I am working through understanding the Load CSV options available in the Neo4j Desktop. I have been able to load most of the CSV information that I have in the file, but I currently have a situation I've not been able to figure out. I have the IDs of all my product nodes in my first column of the CSV. Most of the next columns represent properties on those product nodes. However, in one column, I have the ID of another product node that has a relationship with that row's product node.

With my basic cypher understanding, it's essentially something like this:

Match (P from first column)
Match (P from other column)
Merge (P with ID in first column) <-[rel: attached_to]- (P with ID in another column)
Return count(rel)

The documentation I've read has helped me to create mass relationships between product nodes and other types of nodes, like merchant nodes, but not product nodes and other product nodes on the same row but in a different column. I could do it one by one manually, but given I have 1000s of nodes, doing a mass CSV upload would be much easier.

Thoughts? Sorry, I'm new to this section and there is likely a very easy explanation. I'd appreciate any help you might have!

Hi Isaac,

welcome to the Neo4j community!

I think the easiest solution here is to

  1. read in all properties of one line into a product node (even the id of another product it is connected with)
  2. Match on products that have a connected product and connect them.

Something like

LOAD CSV WITH HEADERS FROM 'file:///products.csv' as row
CREATE (p:Product {id:row.id, name: row.name, idConnected: row.idConnected})

and

MATCH (p1:Product), (p2:Product {id:p1.idConnected}) 
CREATE (p1)<-[:ATTACHED_TO]-(p2)

This also has a further advantage. You do not have to make sure that the ids in your other column only relate to products that have already been loaded, e.g. what if the product with id 1 is attached to product with id 2. At the moment that you load the product with id 1, the product with id 2 is not yet in your database and hence no connection is created between the two. That way you would loose data.

Regards,
Elena

Hi Elena,

So, here's what I've got at this point. Not sure where to go from here:

LOAD CSV WITH HEADERS FROM 'file:///simplified.csv' AS row
WITH toInteger(row.id) AS id, toInteger(row.offers) as offers
MATCH (p1:Product {id:id})
MATCH (p2:Product {id:p1.offers})
MERGE (p1)<-[rel:OFFERED_TO]-(p2)
RETURN count(rel)

Please post some consecutive records from your .csv file so that I can offer some help. Please include column headers.

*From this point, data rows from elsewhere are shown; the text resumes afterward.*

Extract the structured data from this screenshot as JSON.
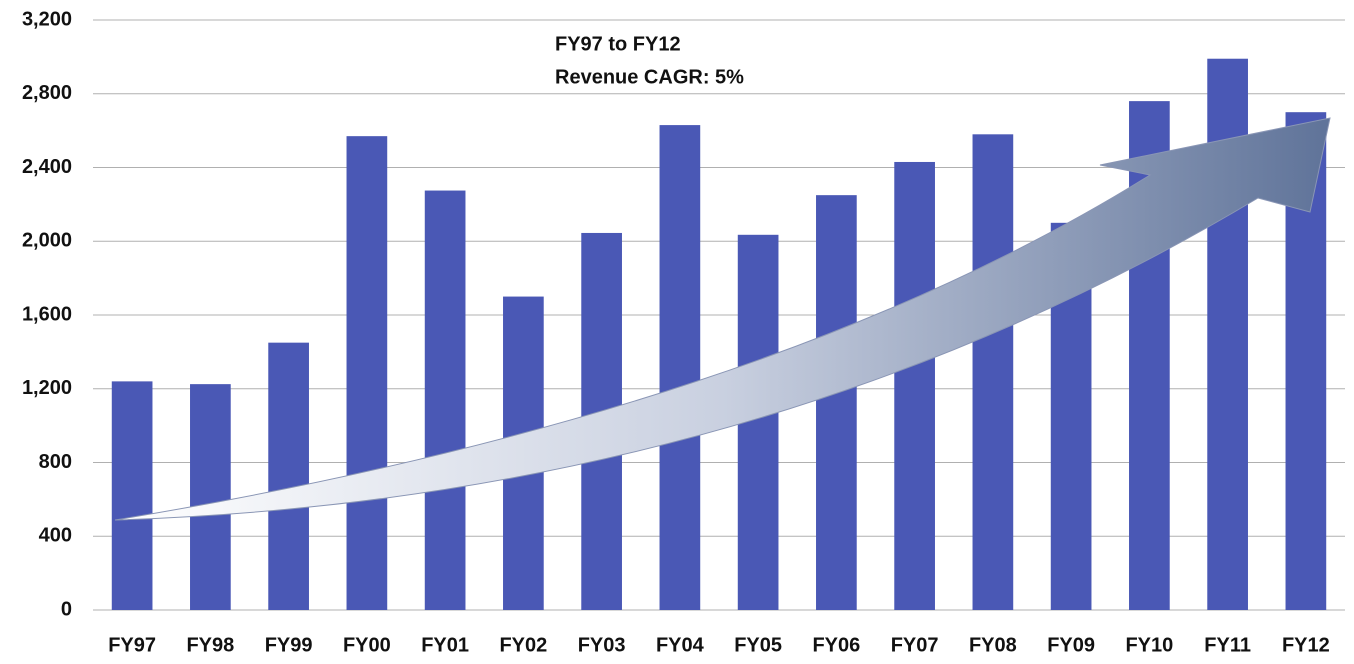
{
  "chart_data": {
    "type": "bar",
    "annotation": [
      "FY97 to FY12",
      "Revenue CAGR: 5%"
    ],
    "categories": [
      "FY97",
      "FY98",
      "FY99",
      "FY00",
      "FY01",
      "FY02",
      "FY03",
      "FY04",
      "FY05",
      "FY06",
      "FY07",
      "FY08",
      "FY09",
      "FY10",
      "FY11",
      "FY12"
    ],
    "values": [
      1240,
      1225,
      1450,
      2570,
      2275,
      1700,
      2045,
      2630,
      2035,
      2250,
      2430,
      2580,
      2100,
      2760,
      2990,
      2700
    ],
    "color": "#4a58b5",
    "ylim": [
      0,
      3200
    ],
    "yticks": [
      0,
      400,
      800,
      {
        "value": 1200,
        "label": "1,200"
      },
      {
        "value": 1600,
        "label": "1,600"
      },
      {
        "value": 2000,
        "label": "2,000"
      },
      {
        "value": 2400,
        "label": "2,400"
      },
      {
        "value": 2800,
        "label": "2,800"
      },
      {
        "value": 3200,
        "label": "3,200"
      }
    ],
    "grid": true
  }
}
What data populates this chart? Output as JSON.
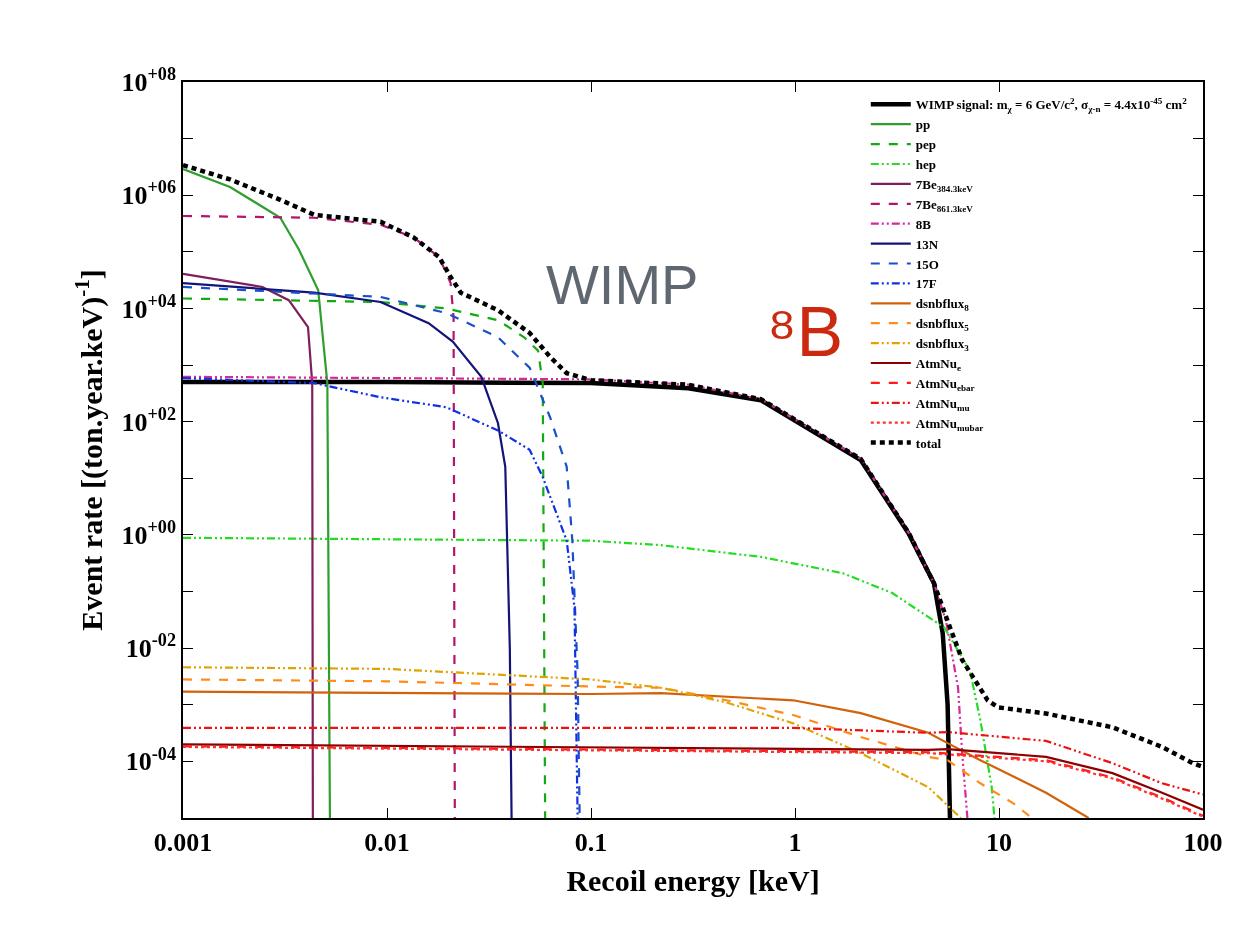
{
  "chart_data": {
    "type": "line",
    "xlabel": "Recoil energy [keV]",
    "ylabel": "Event rate [(ton.year.keV)$^{-1}$]",
    "log": "xy",
    "legend": "top right",
    "xlim": [
      0.001,
      100
    ],
    "xticks": [
      0.001,
      0.01,
      0.1,
      1,
      10,
      100
    ],
    "ylim": [
      1e-05,
      100000000.0
    ],
    "yticks": [
      {
        "value": 0.0001,
        "label": "10$^{-04}$"
      },
      {
        "value": 0.001,
        "label": null
      },
      {
        "value": 0.01,
        "label": "10$^{-02}$"
      },
      {
        "value": 0.1,
        "label": null
      },
      {
        "value": 1,
        "label": "10$^{+00}$"
      },
      {
        "value": 10,
        "label": null
      },
      {
        "value": 100,
        "label": "10$^{+02}$"
      },
      {
        "value": 1000,
        "label": null
      },
      {
        "value": 10000,
        "label": "10$^{+04}$"
      },
      {
        "value": 100000,
        "label": null
      },
      {
        "value": 1000000,
        "label": "10$^{+06}$"
      },
      {
        "value": 10000000,
        "label": null
      },
      {
        "value": 100000000,
        "label": "10$^{+08}$"
      }
    ],
    "annotations": [
      "WIMP",
      "⁸B"
    ],
    "series": [
      {
        "name": "WIMP signal: m$_{χ}$ = 6 GeV/c$^{2}$, σ$_{χ-n}$ = 4.4x10$^{-45}$ cm$^{2}$",
        "color": "#000000",
        "line_style": "solid",
        "x": [
          0.001,
          0.01,
          0.1,
          0.3,
          0.68,
          2.1,
          3.6,
          4.8,
          5.3,
          5.6,
          5.75
        ],
        "values": [
          500,
          500,
          480,
          390,
          240,
          21,
          1.07,
          0.14,
          0.018,
          0.001,
          1e-05
        ]
      },
      {
        "name": "pp",
        "color": "#2e9e2e",
        "line_style": "solid",
        "x": [
          0.001,
          0.0017,
          0.003,
          0.0037,
          0.0046,
          0.0051,
          0.00525
        ],
        "values": [
          2900000,
          1400000,
          400000,
          110000,
          21000,
          480,
          1e-05
        ]
      },
      {
        "name": "pep",
        "color": "#11aa11",
        "line_style": "dashed",
        "x": [
          0.001,
          0.0093,
          0.0195,
          0.035,
          0.047,
          0.055,
          0.058,
          0.0596
        ],
        "values": [
          15000,
          13000,
          10000,
          6200,
          3100,
          1800,
          480,
          1e-05
        ]
      },
      {
        "name": "hep",
        "color": "#22dd22",
        "line_style": "dashdot",
        "x": [
          0.001,
          0.1,
          0.22,
          0.68,
          1.72,
          3.0,
          5.4,
          7.2,
          8.1,
          9.2,
          9.5
        ],
        "values": [
          0.89,
          0.79,
          0.66,
          0.41,
          0.21,
          0.094,
          0.023,
          0.004,
          0.00054,
          3.6e-05,
          1e-05
        ]
      },
      {
        "name": "7Be$_{384.3keV}$",
        "color": "#7f1f5a",
        "line_style": "solid",
        "x": [
          0.001,
          0.00245,
          0.0033,
          0.0041,
          0.0043,
          0.00433
        ],
        "values": [
          41000,
          24000,
          14000,
          4700,
          480,
          1e-05
        ]
      },
      {
        "name": "7Be$_{861.3keV}$",
        "color": "#b0166e",
        "line_style": "dashed",
        "x": [
          0.001,
          0.0044,
          0.0093,
          0.0135,
          0.018,
          0.0205,
          0.0212,
          0.0215
        ],
        "values": [
          430000,
          400000,
          300000,
          180000,
          81000,
          28000,
          7000,
          1e-05
        ]
      },
      {
        "name": "8B",
        "color": "#d8289a",
        "line_style": "dashdot",
        "x": [
          0.001,
          0.1,
          0.3,
          0.68,
          2.1,
          3.6,
          4.8,
          5.5,
          6.3,
          6.6,
          7.0
        ],
        "values": [
          620,
          560,
          450,
          250,
          22,
          1.1,
          0.14,
          0.03,
          0.002,
          0.00014,
          1e-05
        ]
      },
      {
        "name": "13N",
        "color": "#141478",
        "line_style": "solid",
        "x": [
          0.001,
          0.0044,
          0.0093,
          0.016,
          0.021,
          0.029,
          0.035,
          0.038,
          0.04,
          0.0408
        ],
        "values": [
          28000,
          19000,
          13000,
          5500,
          2600,
          620,
          94,
          16,
          0.01,
          1e-05
        ]
      },
      {
        "name": "15O",
        "color": "#1a4fcc",
        "line_style": "dashed",
        "x": [
          0.001,
          0.0093,
          0.0195,
          0.035,
          0.05,
          0.063,
          0.076,
          0.081,
          0.086,
          0.088
        ],
        "values": [
          24000,
          16000,
          8300,
          3100,
          900,
          120,
          16,
          0.8,
          0.0035,
          1e-05
        ]
      },
      {
        "name": "17F",
        "color": "#1030e8",
        "line_style": "dashdot",
        "x": [
          0.001,
          0.0044,
          0.0093,
          0.0195,
          0.035,
          0.05,
          0.058,
          0.076,
          0.083,
          0.086
        ],
        "values": [
          590,
          480,
          270,
          180,
          70,
          32,
          10.5,
          0.8,
          0.052,
          1e-05
        ]
      },
      {
        "name": "dsnbflux$_{8}$",
        "color": "#d2620a",
        "line_style": "solid",
        "x": [
          0.001,
          0.1,
          0.22,
          0.98,
          2.1,
          4.5,
          5.6,
          8.1,
          17,
          27.5
        ],
        "values": [
          0.0017,
          0.00155,
          0.0016,
          0.0012,
          0.00071,
          0.00032,
          0.00021,
          0.000105,
          2.8e-05,
          1e-05
        ]
      },
      {
        "name": "dsnbflux$_{5}$",
        "color": "#ff8c1a",
        "line_style": "dashed",
        "x": [
          0.001,
          0.01,
          0.1,
          0.22,
          0.46,
          0.98,
          2.1,
          4.5,
          5.6,
          8.1,
          11.8,
          14.5
        ],
        "values": [
          0.0028,
          0.0026,
          0.0021,
          0.002,
          0.0012,
          0.00066,
          0.00027,
          0.00012,
          0.000105,
          4.1e-05,
          1.8e-05,
          1e-05
        ]
      },
      {
        "name": "dsnbflux$_{3}$",
        "color": "#e0a400",
        "line_style": "dashdot",
        "x": [
          0.001,
          0.01,
          0.1,
          0.22,
          0.46,
          0.98,
          2.1,
          4.5,
          6.5
        ],
        "values": [
          0.0046,
          0.0043,
          0.0028,
          0.002,
          0.0011,
          0.00047,
          0.00014,
          3.5e-05,
          1e-05
        ]
      },
      {
        "name": "AtmNu$_{e}$",
        "color": "#8b0000",
        "line_style": "solid",
        "x": [
          0.001,
          4.5,
          5.6,
          17,
          36,
          63,
          100
        ],
        "values": [
          0.0002,
          0.00016,
          0.000165,
          0.00012,
          6.2e-05,
          2.8e-05,
          1.4e-05
        ]
      },
      {
        "name": "AtmNu$_{ebar}$",
        "color": "#ff1a1a",
        "line_style": "dashed",
        "x": [
          0.001,
          4.5,
          17,
          36,
          63,
          100
        ],
        "values": [
          0.000185,
          0.000145,
          0.000105,
          5.2e-05,
          2.3e-05,
          1.1e-05
        ]
      },
      {
        "name": "AtmNu$_{mu}$",
        "color": "#ee1111",
        "line_style": "dashdot",
        "x": [
          0.001,
          0.98,
          4.5,
          5.6,
          17,
          36,
          63,
          100
        ],
        "values": [
          0.00039,
          0.00039,
          0.00032,
          0.00033,
          0.00023,
          9.3e-05,
          4.1e-05,
          2.6e-05
        ]
      },
      {
        "name": "AtmNu$_{mubar}$",
        "color": "#ff3030",
        "line_style": "dotted",
        "x": [
          0.001,
          4.5,
          17,
          36,
          63,
          100
        ],
        "values": [
          0.00018,
          0.00014,
          0.0001,
          5e-05,
          2.2e-05,
          1.05e-05
        ]
      },
      {
        "name": "total",
        "color": "#000000",
        "line_style": "dotted",
        "x": [
          0.001,
          0.0017,
          0.003,
          0.0044,
          0.0093,
          0.0135,
          0.018,
          0.0205,
          0.023,
          0.035,
          0.05,
          0.063,
          0.076,
          0.1,
          0.3,
          0.68,
          2.1,
          3.6,
          4.8,
          5.6,
          6.6,
          8.8,
          9.9,
          17,
          36,
          63,
          89,
          100
        ],
        "values": [
          3400000,
          1900000,
          830000,
          450000,
          340000,
          180000,
          81000,
          36000,
          19000,
          9300,
          3700,
          1400,
          720,
          540,
          450,
          250,
          22,
          1.1,
          0.14,
          0.03,
          0.0062,
          0.0012,
          0.0009,
          0.0007,
          0.0004,
          0.00018,
          9.3e-05,
          8e-05
        ]
      }
    ]
  }
}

You may need to call toInteger() function on numeric ID fields that you are importing.

CSV files treat all column values as string. Syntactically with or without toInteger is always correct. Only difference is that using toInteger function explicitly stores the value as integer.

Hi there,

Thank you for the information. I was using the toInteger function according to how I understood it. I ended up changing up the naming convention on the "id" column to be "productId" so I could differentiate between the id I assigned and id that NEO4j natively assigns the nodes. I re-ran the script an all the sudden it worked as I had written it.... I'll be honest, I don't know why it is working now and it wasn't working previously. Thank you both for your input. Here is the script that ended up doing what I needed it to do:

LOAD CSV WITH HEADERS FROM 'file:///simplified.csv' AS row

WITH toInteger(row.productId) AS productId, toInteger(row.offers) as offers

MATCH (p1:Product {productId:productId})

MATCH (p2:Product {productId:p1.offers})

MERGE (p1)<-[rel:OFFERED_TO]-(p2)

RETURN count(rel)

Glad to hear that! All is well that ends well!!